Puxadores de carroças

Saindo do encrave onde fiquei meu canto de viver, a dor começa ao me aproximar do portão, à frente do qual passam homens e mulheres honestos mas machucados na alma. Há uma subida penosa para se andar a pé. Respira-se fundo para vencê-la. Mas operários enfrentam-na com bicicletas ou pisando firme com seus tênis rotos e chinelos esgarçados. Ao entardecer, a dor de ver aumenta: são pessoas judiadas, de feições sonambúlicas, que passam puxando carroças, carrocinhas, entulhadas de latas, vidros, jornais velhos, plásticos. Dou-me conta, então, da fragilidade de tudo, desse não ter saídas, de não vê-las ou enxergá-las.

Há doídas impressões que ficam grudadas na pele da alma. E, quando me aproximo daquele portão, é como se visse telas, gravuras, pinturas que, parecendo irreais, se tornam absurdamente verdadeiras. Uma delas é a “Parábola dos cegos”, de Brueghel, o holandês. São cegos guiando outros cegos. E, portanto, todos caindo. E outra, a gravura dolorosa de Gustave Doré, ilustrando o Purgatório de Dante, “as sombras, que duas vezes pareciam mortas, nos cavos olhos grande espanto…” Vejo cegos guiando cegos, sombras no purgatório – sinto-me entre eles. E não sei o que fazer.

Homens não podem ocupar o lugar que foram de cavalos, de mulas, de bois, de burros. Nem mulheres, principalmente as que envelheceram dando de seu corpo para gerar e alimentar vidas. Há uma regressão nisso, um retrocesso que grita seu testemunho de iniqüidade e de degradação.

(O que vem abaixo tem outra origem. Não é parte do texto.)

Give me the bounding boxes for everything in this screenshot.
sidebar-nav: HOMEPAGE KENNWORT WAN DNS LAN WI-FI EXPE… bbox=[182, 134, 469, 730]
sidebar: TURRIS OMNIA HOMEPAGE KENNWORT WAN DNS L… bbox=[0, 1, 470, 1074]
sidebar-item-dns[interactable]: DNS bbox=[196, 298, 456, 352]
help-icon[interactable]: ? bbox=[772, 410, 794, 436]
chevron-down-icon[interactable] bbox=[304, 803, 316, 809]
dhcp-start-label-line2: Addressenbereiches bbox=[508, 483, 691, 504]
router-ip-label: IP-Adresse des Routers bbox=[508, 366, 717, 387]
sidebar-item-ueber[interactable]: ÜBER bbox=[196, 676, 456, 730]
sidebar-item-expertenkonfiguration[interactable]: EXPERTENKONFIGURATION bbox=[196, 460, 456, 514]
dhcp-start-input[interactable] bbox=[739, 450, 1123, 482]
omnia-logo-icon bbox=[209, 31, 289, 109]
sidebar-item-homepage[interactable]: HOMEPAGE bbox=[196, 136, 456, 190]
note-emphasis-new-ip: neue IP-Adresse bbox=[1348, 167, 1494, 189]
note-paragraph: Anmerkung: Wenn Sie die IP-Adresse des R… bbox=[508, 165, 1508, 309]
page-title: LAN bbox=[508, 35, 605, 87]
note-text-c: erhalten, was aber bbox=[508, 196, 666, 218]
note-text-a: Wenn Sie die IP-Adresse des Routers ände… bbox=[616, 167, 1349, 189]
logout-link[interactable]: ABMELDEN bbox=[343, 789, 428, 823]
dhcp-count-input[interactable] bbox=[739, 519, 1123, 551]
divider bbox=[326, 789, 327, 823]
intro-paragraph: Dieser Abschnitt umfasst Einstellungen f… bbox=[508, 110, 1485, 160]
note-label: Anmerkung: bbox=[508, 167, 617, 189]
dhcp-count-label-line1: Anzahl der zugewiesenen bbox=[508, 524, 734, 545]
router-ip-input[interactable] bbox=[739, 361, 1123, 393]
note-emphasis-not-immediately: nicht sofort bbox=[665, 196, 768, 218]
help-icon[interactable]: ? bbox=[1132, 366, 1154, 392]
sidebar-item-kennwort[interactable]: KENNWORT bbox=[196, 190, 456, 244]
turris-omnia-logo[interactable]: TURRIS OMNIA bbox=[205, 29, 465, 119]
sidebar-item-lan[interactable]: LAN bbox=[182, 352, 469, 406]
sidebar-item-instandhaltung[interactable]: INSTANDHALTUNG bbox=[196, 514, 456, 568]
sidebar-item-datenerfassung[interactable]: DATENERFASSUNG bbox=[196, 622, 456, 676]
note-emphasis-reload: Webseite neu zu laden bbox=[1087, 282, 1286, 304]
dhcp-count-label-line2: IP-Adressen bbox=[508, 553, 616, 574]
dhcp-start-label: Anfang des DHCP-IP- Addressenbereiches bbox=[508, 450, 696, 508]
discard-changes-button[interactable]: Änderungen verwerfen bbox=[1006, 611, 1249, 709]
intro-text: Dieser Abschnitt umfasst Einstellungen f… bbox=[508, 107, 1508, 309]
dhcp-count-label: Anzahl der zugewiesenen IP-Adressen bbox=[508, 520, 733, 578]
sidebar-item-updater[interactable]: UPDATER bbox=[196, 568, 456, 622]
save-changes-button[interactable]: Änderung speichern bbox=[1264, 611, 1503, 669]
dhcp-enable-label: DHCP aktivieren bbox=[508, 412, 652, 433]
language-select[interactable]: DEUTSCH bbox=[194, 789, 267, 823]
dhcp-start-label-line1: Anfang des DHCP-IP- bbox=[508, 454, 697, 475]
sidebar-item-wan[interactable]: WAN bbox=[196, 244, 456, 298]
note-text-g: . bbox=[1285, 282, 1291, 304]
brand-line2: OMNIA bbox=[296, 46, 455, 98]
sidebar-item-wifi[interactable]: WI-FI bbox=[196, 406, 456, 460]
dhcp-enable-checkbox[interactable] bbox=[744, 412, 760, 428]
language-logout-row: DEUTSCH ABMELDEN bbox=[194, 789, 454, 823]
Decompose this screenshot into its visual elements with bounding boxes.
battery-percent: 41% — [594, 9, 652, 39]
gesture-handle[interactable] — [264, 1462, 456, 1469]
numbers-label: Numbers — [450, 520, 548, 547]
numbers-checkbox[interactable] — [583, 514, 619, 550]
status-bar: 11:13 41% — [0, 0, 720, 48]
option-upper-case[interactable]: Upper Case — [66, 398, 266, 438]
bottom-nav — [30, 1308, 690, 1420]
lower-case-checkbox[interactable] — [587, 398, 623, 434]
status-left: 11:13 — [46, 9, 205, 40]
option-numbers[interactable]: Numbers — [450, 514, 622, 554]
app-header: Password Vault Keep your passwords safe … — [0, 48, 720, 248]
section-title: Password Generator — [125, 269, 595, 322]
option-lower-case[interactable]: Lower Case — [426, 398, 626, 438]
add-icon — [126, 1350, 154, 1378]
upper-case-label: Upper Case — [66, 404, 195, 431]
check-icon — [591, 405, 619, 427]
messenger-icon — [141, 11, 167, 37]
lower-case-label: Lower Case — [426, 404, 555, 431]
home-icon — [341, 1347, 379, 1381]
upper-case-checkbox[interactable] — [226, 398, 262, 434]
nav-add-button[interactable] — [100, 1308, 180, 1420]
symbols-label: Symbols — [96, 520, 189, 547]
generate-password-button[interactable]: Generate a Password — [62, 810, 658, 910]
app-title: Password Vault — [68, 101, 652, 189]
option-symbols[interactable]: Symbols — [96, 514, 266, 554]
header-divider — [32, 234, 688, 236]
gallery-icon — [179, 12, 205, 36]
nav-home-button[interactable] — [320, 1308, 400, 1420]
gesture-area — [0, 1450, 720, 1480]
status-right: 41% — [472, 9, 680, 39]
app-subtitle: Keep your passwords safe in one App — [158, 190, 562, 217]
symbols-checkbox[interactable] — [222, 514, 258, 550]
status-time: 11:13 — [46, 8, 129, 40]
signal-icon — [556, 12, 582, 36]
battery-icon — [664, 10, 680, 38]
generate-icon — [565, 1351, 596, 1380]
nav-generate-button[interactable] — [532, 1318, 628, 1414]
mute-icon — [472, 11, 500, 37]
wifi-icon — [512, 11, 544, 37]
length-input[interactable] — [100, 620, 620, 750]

Mãos humanas – no terceiro milênio de uma civilização que se diz cristã – não devem e nem podem servir de instrumentos de tração animal. Homens e mulheres puxando carroças, transportando lixo, vivendo das sobras são a visão apocalíptica de um tempo de farsas, de vitrinas que promovem jogos de enganos: os que enganam, os que se deixam enganar, nós todos, cegos conduzindo cegos.

Há algo doente, profundamente doente, numa sociedade com tantos contrastes. O mundo não pode estar separado por um portão: do lado de dentro, jardins edênicos; de fora, a procissão dos mortos-vivos. Homens-bestas, mulheres-de-carga são confirmações da criatura humana desumanizada, despida de toda e qualquer dignidade. De um lado do portão, maravilhas do trabalho realizado com sofisticação; do lado de fora, o nível zero da tecnologia e – pior ainda – o grau mínimo de humanização. Se isso é possível, tudo o mais também é possível. Então, a farsa se faz tragédia.

Ao longo da história, o homem construiu sua dignidade a partir das transformações do trabalho. As conquistas tecnológicas aconteceram para humanizar o ser humano, tirando-o do nível das bestas. São anúncios e revelações de Prometeu, o deus filantropo que roubou o fogo a Zeus, entregando-o aos homens. Ele conseguiu transfigurar sua selvageria e ignorância em humanidade e em ciência.

Ésquilo revela a inquietação dos deuses ao saber do fogo em poder dos homens, o temor diante do que Prometeu fizera. Foi quando a esperança prometéica se manifestou , na revelação de sua certeza: com o fogo, os homens iriam aprender muitas artes. E a ciência. Foi esta, a ciência, a bênção de Prometeu aos homens. Aconteceu. Aprendemos a fazer imitações de paraísos, mas ainda permitimos tragédias e infernos.

Homens e mulheres puxando carroças clamam aos céus para Zeus tomar o fogo de volta. E o silêncio do Olimpo assusta. Bom dia. (Ilustração: Araken Martins.)